Circumvention of Apple iOS Mail App “Different Reply Address” warning

A while ago I noticed a new warning in the Apple iOS Mail App that appears if you get an email from one email address, the reply-to header is set to a different email address and the display names are identical between both headers.

This warning is curious. I couldn’t find any information from Apple about it, and pretty much nobody posted about it online. There are a few Reddit threads about this warning with concerned users, some who may have misinterpreted the warning (1, 2, and 3).

Here is what that looks like.

Notice the “?” next to the “Reply To” name. If you tab this question mark, you will receive the following warning: “The email address you’re replying to does not match the original address”

If the display name – in this case “Whatever” – is different, then the warning is not shown.

Having a different From and Reply To header set, is not something unusual. Mailing lists usually do this, and ticket systems do this as well.
It can be argued, that they should in those cases set a different display name.
Apple appears to believe, that having hit reply with the intention to directly replying to the person who has sent the email, but responding to a different email address through the reply-to header, is something that warrants this warning.

Naturally I tried to circumvent this warning.
After a bit of trial and error the following email was in my inbox:

As it may appear, the name is identical and the warning is not shown.
The email addresses in both headers are however different.
The display name of the From header includes a newline and additional text (“Invisible”). In this view the newline is not rendered.

If the message is displayed in the inbox view, the name is suffixed with “…” as there is not enough space to display the two-line name. 

Additionally, if you tab on the name of the From line, it will display the full name.

But in the message view – the view you are most likely be in if you plan to reply – no indication is given that the name is different.

To “inject” the newline, I used the encoded-word syntax, so the headers look like this:


From: =?iso-8859-1?b?V2hhdGV2ZXIKSW52aXNpYmxl?= <test@example.com>
Reply-To: Whatever <test@example.org>

Notice that the domain is different (.com vs .org) in both headers.
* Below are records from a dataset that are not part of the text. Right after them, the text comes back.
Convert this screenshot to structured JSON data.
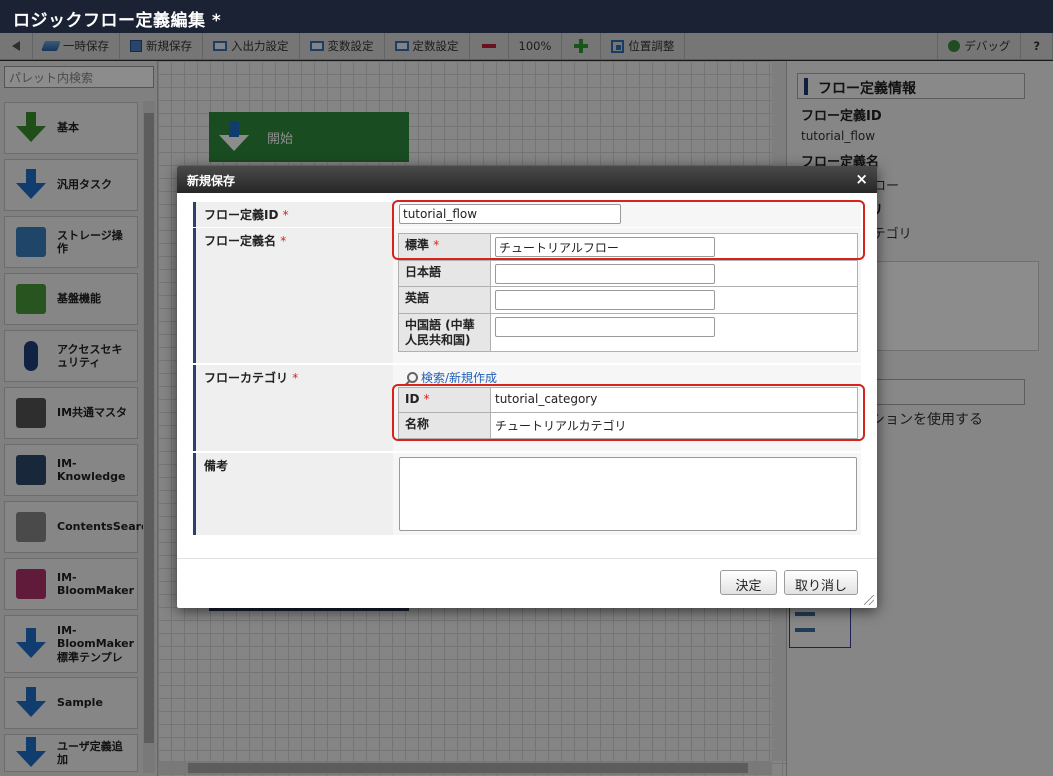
{
  "app": {
    "title": "ロジックフロー定義編集 *"
  },
  "toolbar": {
    "temp_save": "一時保存",
    "new_save": "新規保存",
    "io_settings": "入出力設定",
    "var_settings": "変数設定",
    "const_settings": "定数設定",
    "zoom": "100%",
    "position": "位置調整",
    "debug": "デバッグ",
    "help": "?"
  },
  "palette": {
    "search_placeholder": "パレット内検索",
    "items": [
      {
        "label": "基本",
        "icon": "arrow-down-green-icon"
      },
      {
        "label": "汎用タスク",
        "icon": "arrow-down-blue-icon"
      },
      {
        "label": "ストレージ操作",
        "icon": "storage-icon"
      },
      {
        "label": "基盤機能",
        "icon": "grid-icon"
      },
      {
        "label": "アクセスセキュリティ",
        "icon": "key-icon"
      },
      {
        "label": "IM共通マスタ",
        "icon": "database-icon"
      },
      {
        "label": "IM-Knowledge",
        "icon": "bookshelf-icon"
      },
      {
        "label": "ContentsSearch",
        "icon": "search-doc-icon"
      },
      {
        "label": "IM-BloomMaker",
        "icon": "bloom-icon"
      },
      {
        "label": "IM-BloomMaker標準テンプレ",
        "icon": "arrow-down-blue-icon"
      },
      {
        "label": "Sample",
        "icon": "arrow-down-blue-icon"
      },
      {
        "label": "ユーザ定義追加",
        "icon": "arrow-down-plus-icon"
      }
    ]
  },
  "canvas": {
    "start_label": "開始"
  },
  "right_panel": {
    "header": "フロー定義情報",
    "id_label": "フロー定義ID",
    "id_value": "tutorial_flow",
    "name_label": "フロー定義名",
    "name_value": "ルフロー",
    "category_label": "ゴリ",
    "category_value": "ルカテゴリ",
    "btn_label": "定",
    "btn_text": "クションを使用する"
  },
  "dialog": {
    "title": "新規保存",
    "close": "×",
    "required_mark": "*",
    "flow_id_label": "フロー定義ID",
    "flow_id_value": "tutorial_flow",
    "flow_name_label": "フロー定義名",
    "names": [
      {
        "lang": "標準",
        "value": "チュートリアルフロー",
        "required": true
      },
      {
        "lang": "日本語",
        "value": ""
      },
      {
        "lang": "英語",
        "value": ""
      },
      {
        "lang": "中国語 (中華人民共和国)",
        "value": ""
      }
    ],
    "category_label": "フローカテゴリ",
    "search_link": "検索/新規作成",
    "category": {
      "id_label": "ID",
      "id_value": "tutorial_category",
      "name_label": "名称",
      "name_value": "チュートリアルカテゴリ"
    },
    "remarks_label": "備考",
    "remarks_value": "",
    "ok_button": "決定",
    "cancel_button": "取り消し"
  }
}
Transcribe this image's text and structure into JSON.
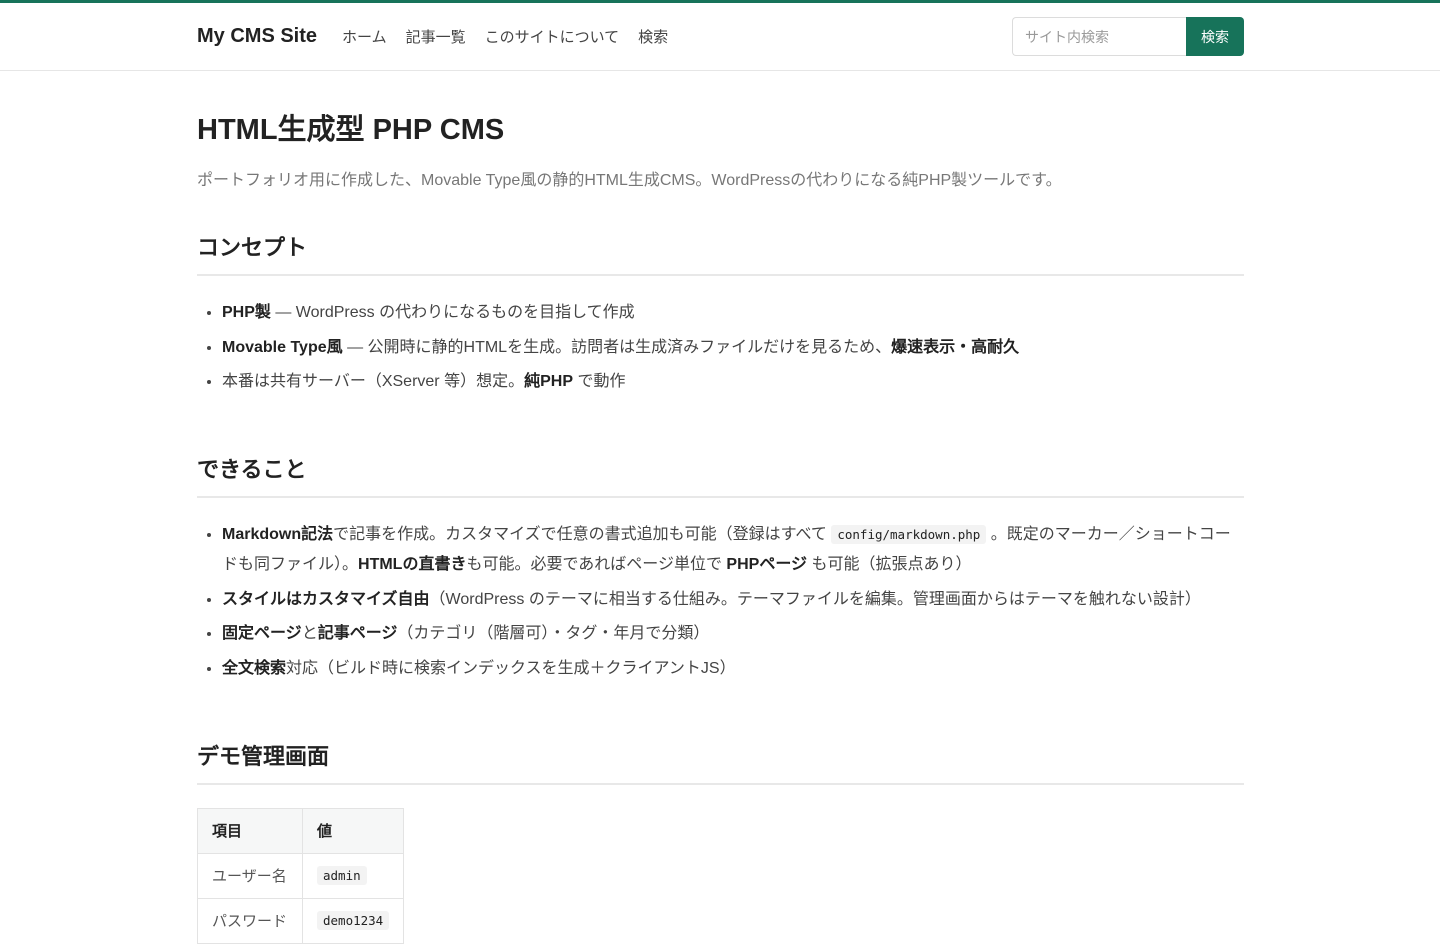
{
  "header": {
    "brand": "My CMS Site",
    "nav": [
      "ホーム",
      "記事一覧",
      "このサイトについて",
      "検索"
    ],
    "search_placeholder": "サイト内検索",
    "search_button": "検索"
  },
  "colors": {
    "accent": "#17735a"
  },
  "page": {
    "title": "HTML生成型 PHP CMS",
    "lead": "ポートフォリオ用に作成した、Movable Type風の静的HTML生成CMS。WordPressの代わりになる純PHP製ツールです。"
  },
  "concept": {
    "heading": "コンセプト",
    "item1": {
      "b1": "PHP製",
      "t1": " — WordPress の代わりになるものを目指して作成"
    },
    "item2": {
      "b1": "Movable Type風",
      "t1": " — 公開時に静的HTMLを生成。訪問者は生成済みファイルだけを見るため、",
      "b2": "爆速表示・高耐久"
    },
    "item3": {
      "t1": "本番は共有サーバー（XServer 等）想定。",
      "b1": "純PHP",
      "t2": " で動作"
    }
  },
  "features": {
    "heading": "できること",
    "item1": {
      "b1": "Markdown記法",
      "t1": "で記事を作成。カスタマイズで任意の書式追加も可能（登録はすべて ",
      "code": "config/markdown.php",
      "t2": " 。既定のマーカー／ショートコードも同ファイル）。",
      "b2": "HTMLの直書き",
      "t3": "も可能。必要であればページ単位で ",
      "b3": "PHPページ",
      "t4": " も可能（拡張点あり）"
    },
    "item2": {
      "b1": "スタイルはカスタマイズ自由",
      "t1": "（WordPress のテーマに相当する仕組み。テーマファイルを編集。管理画面からはテーマを触れない設計）"
    },
    "item3": {
      "b1": "固定ページ",
      "t1": "と",
      "b2": "記事ページ",
      "t2": "（カテゴリ（階層可）・タグ・年月で分類）"
    },
    "item4": {
      "b1": "全文検索",
      "t1": "対応（ビルド時に検索インデックスを生成＋クライアントJS）"
    }
  },
  "demo": {
    "heading": "デモ管理画面",
    "table": {
      "headers": [
        "項目",
        "値"
      ],
      "rows": [
        [
          "ユーザー名",
          "admin"
        ],
        [
          "パスワード",
          "demo1234"
        ]
      ]
    }
  }
}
The encoded-word syntax is basically Base64 encoding. The V2hhdGV2ZXIKSW52aXNpYmxl part decodes to:


Whatever
Invisible

It should be noted that only the From header display name can be manipulated. Since there is space under the reply to header, manipulating it would look like this:

Using tricks like adding white-spaces to create display names that look alike did also not work. In these cases the warning was also shown.

In my tests the display names strings had to be different. Using a newline was the best solution to circumvent the warning I could find.

Realistic scenario?

It is hard to tell if there is a realistic scenario in which circumventing this warning poses a real threat to a user. Especially since the warning is generally not well documented, so a user would not depend on it being displayed.

Spear Phishing could possibly use this. In that case the Phishing mail is sent out using a manipulated From header due to incorrect or missing SPF and DMARC settings. That way, a known email address is spoofed.
Adding the external reply to address with the same display name might help the attacker getting a response back from the target.

Avoiding this warning may help the user not noticing that it is a Phishing mail.

Apples response

Despite having not so great success with reporting bugs to Apple, I tried it again and reported this issue on 2024-04-22 through their new and fancy bug bounty web interface.

At some point the issue was moved into the “being reviewed” state. After that I heard nothing back.
Today I manually checked the bug bounty platform and the report was closed – apparently you do not get an email notification for that.

Since Apple was “unable to identify a security issue” in my report, I’m disclosing this non-security issue publicly today.